Monday, January 12, 2009
The End of the Holiday Season
My oldest son turned 25 Saturday. He wasn't here, having had to return to South Carolina the previous weekend. Like so many in the financial world, he was laid off, but he found an opportunity to teach some Economics courses at a community college down there. It isn't much money, but it is a foot in the door. However, since classes start next week, he had to return for "new professor orientation" last Tuesday. So, he took his birthday cake with him, and drove his birthday present (sort of), a new exhaust system for his car. Not attractive, not fun, but expensive and useful.
Three of the kids returned to college Saturday morning. They drove my 4WD Suburban, and were grateful, since the first 90 minutes of the 5 hours were snow infested. I had to put my daughter on a 7AM plane Sunday morning, so I stayed up all night, and left 30 minutes before I should have needed to, because it snowed all day Saturday. Well, I needed that extra 30 minutes (imagine the fun of following 4 snowplows side by side across the interstate at 23 miles per hour for 15 minutes, and you'll have a picture of my joyous journey. Fortunately, my winter car is a 1995 Cadillac with front wheel drive, and I never slipped even a bit. Now, I admit that there are two 90 degree turns in my driveway, within 50 feet of each other, and I drove over the lawn to make them gentler. But still, I drove through 5" of snow like it was nothing, and over 30 miles of snowy/slushy/slick roads without incident. Gotta love the "winter beater".
Of course, my daughter's plane was cancelled, as were 3 after hers, and the airline provided buses to Philly so the other 3 planes could make their connections, but not for her plane, so she sat in our local airport for 5 hours, calling me and bawling me out. Do I run this airline? Where's my big executive salary? And when is the government going to offer me a bailout? Oh, yea, I don't run any airlines, airports, or even the weather. Silly me. I sent my other son out the door for his 5 hour drive around 1PM, after the snow had been stopped for 12 hours, so the roads would be clear. Now we just have the little guys and the talented son, who, incidentally, is taking apart my breakfast room so he can begin ripping out the floor. I may be in hiding for a week or two.

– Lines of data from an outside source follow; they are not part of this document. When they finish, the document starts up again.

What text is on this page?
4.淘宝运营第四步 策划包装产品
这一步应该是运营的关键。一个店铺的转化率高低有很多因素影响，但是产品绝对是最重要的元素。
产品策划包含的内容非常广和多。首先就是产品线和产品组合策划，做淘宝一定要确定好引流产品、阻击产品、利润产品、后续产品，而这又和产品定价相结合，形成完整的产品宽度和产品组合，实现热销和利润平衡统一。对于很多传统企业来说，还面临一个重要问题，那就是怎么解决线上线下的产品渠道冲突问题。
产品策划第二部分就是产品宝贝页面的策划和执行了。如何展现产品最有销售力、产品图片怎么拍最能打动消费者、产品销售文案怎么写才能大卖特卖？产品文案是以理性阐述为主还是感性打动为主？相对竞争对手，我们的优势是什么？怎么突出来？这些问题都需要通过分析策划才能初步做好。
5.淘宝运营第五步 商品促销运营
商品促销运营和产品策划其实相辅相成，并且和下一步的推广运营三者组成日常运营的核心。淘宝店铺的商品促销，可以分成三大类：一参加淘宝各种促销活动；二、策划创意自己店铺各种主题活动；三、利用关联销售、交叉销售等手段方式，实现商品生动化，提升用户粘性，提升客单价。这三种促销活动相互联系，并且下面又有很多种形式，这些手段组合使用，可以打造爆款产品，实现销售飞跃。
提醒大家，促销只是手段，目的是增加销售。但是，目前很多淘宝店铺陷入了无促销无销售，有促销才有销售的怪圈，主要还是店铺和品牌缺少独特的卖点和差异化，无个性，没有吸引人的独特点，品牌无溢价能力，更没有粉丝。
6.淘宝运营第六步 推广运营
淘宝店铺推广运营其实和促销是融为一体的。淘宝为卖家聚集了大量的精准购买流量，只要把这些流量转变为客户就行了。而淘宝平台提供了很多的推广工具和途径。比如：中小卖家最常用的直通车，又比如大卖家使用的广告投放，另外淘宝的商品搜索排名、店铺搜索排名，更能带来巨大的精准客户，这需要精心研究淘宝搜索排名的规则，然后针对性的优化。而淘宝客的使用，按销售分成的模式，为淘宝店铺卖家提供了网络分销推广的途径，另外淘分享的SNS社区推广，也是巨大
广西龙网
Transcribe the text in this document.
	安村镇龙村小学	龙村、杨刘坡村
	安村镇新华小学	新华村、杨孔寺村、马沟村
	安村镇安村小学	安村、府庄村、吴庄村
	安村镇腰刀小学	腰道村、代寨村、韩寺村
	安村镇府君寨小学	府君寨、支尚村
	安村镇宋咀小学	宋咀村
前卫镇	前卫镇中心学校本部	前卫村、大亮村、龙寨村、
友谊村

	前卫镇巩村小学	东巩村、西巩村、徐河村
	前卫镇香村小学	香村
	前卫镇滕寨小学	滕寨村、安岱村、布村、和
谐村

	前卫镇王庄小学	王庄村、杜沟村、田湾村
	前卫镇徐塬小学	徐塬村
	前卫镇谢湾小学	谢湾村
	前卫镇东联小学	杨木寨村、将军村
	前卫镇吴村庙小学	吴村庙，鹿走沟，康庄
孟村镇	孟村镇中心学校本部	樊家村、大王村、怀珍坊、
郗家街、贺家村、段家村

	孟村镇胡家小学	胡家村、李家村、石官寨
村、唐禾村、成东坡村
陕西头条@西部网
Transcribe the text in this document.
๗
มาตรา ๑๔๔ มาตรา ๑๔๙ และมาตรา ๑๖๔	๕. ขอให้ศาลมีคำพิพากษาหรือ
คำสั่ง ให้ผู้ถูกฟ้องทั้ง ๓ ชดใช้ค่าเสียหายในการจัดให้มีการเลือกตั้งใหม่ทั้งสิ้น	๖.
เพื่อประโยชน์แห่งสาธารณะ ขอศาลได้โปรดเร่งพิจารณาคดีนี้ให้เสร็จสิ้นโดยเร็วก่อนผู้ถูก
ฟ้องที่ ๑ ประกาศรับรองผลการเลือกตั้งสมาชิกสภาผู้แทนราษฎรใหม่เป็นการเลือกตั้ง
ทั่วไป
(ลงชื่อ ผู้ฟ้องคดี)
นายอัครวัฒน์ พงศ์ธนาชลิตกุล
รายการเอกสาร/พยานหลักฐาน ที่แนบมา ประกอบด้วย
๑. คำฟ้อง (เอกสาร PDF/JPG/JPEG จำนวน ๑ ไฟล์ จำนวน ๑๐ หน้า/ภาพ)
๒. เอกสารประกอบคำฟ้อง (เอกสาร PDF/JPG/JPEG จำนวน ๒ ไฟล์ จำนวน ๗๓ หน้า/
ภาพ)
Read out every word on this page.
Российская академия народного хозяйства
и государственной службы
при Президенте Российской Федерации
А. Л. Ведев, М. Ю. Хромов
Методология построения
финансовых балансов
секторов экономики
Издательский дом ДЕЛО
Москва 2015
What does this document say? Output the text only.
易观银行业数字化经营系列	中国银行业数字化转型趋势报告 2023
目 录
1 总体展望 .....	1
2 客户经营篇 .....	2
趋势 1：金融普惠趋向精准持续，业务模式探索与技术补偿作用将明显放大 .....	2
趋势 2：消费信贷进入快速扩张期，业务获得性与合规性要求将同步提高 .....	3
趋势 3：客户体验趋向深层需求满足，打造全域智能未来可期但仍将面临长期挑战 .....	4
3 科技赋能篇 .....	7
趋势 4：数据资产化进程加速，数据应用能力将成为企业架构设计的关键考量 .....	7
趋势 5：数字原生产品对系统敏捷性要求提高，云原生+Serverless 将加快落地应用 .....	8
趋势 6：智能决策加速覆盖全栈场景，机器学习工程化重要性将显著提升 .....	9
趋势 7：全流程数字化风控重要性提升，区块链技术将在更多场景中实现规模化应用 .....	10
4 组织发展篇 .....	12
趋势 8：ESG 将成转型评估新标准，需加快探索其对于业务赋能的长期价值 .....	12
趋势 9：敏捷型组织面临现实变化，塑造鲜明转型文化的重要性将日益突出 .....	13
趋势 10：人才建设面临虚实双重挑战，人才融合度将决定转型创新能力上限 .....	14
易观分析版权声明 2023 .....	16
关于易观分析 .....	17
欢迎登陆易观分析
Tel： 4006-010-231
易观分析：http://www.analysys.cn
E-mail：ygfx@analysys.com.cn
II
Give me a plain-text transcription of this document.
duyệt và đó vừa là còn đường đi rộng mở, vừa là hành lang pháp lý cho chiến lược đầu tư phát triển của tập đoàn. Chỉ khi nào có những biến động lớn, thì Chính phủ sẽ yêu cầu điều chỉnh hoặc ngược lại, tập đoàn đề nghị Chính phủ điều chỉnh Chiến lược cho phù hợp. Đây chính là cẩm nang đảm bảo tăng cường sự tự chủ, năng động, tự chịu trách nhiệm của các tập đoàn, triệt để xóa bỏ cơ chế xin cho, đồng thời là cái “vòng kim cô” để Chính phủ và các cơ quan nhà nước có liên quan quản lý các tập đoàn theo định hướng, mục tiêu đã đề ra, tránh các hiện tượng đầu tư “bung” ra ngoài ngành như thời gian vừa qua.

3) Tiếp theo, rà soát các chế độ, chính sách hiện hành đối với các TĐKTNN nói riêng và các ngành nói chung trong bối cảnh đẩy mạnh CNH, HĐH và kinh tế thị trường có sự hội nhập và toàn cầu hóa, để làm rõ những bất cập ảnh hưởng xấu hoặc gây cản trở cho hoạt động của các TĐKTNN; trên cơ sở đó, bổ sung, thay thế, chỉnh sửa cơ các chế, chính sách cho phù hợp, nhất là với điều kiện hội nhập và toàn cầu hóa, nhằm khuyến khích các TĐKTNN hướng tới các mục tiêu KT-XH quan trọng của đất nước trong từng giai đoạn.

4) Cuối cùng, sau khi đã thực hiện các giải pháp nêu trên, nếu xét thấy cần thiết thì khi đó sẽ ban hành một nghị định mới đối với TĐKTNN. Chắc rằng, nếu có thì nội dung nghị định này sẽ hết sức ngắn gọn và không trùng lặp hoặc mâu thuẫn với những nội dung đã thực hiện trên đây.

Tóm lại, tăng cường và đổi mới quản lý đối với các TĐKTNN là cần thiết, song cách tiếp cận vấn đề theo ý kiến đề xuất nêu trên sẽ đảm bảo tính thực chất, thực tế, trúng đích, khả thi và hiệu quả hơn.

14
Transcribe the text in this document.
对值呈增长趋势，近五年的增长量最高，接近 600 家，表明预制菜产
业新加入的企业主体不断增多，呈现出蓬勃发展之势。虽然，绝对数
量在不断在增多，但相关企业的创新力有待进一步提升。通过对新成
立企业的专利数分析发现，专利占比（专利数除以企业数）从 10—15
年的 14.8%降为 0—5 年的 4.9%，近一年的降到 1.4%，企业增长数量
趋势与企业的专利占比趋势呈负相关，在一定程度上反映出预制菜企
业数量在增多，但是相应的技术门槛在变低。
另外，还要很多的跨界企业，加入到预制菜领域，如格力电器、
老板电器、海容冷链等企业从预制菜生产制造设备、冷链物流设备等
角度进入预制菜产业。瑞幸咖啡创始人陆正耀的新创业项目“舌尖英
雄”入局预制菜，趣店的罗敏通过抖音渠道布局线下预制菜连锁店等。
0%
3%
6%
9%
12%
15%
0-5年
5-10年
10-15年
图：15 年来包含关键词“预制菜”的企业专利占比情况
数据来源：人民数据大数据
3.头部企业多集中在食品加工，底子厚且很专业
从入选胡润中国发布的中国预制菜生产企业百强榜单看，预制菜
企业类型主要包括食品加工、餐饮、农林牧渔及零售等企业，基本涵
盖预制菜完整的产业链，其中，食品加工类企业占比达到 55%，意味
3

The last meal I served before the kids left was beef stew with "corn bears". Think corn bread, which everyone loves, turned into little tiny bear shaped pans. Jeffrey got me those pans for Christmas, because everyone knows Moms love cute stuff, and it turns out everyone loves corn bears, too. But the star of dinner was Focaccia.
I found this recipe in the newspaper a while back, and never got to trying it. I was bored while the menfolk were watching football Saturday, having wandered through the room and voted for the cute turquoise outfits, and then the adorable bright red ones, as the teams that should win. Yes, I know we don't vote for the winners, but it's tradition around here. I also periodically gasp with horror that they aren't playing in an orderly fashion, but cheer for them "slugging" each other. My sons laugh at their normally smart mother being such a football dope. I can, however, make a pretty good bread! So, without further ado, here's a great, boredom-eliminating Focaccia.
FOCACCIA - Italian Herb Bread
1-1/2 cups warm water
3 tsp (1 envelope) yeast
3-1/2 cups flour
1 tbsp sugar
1 tsp salt
2 tbsp olive oil
1/4 cup parmesan
1-2 tsp basil
1-2 tsp oregano
1-2 tsp garlic powder
Sprinkle the yeast on the water, then stir in the remaining ingredients with a wooden spoon. This dough is really soft, so it will not be kneaded, simply stirred in a bowl (or mixed in the bread machine). When the dough is smooth, scrape it into a greased 13"x9" pan, and smooth it out as best possible. Let it rise about 30 minutes, until doubled in size. Using the handle of a wooden spoon, poke holes in the dough. Drizzle oilve oil ove rthe top of the bread dough, then sprinkle with the parmesan and spices. Turn on the oven to preheat to 375F, and let the dough rise another 15 minutes. Bake for 30 to 35 minutes, or until browned nicely. Remove from the oven, let the bread sit 10 to 15 minutes to cool somewhat, then cut into 2" squares.
They tasted even better than they looked. There was none left.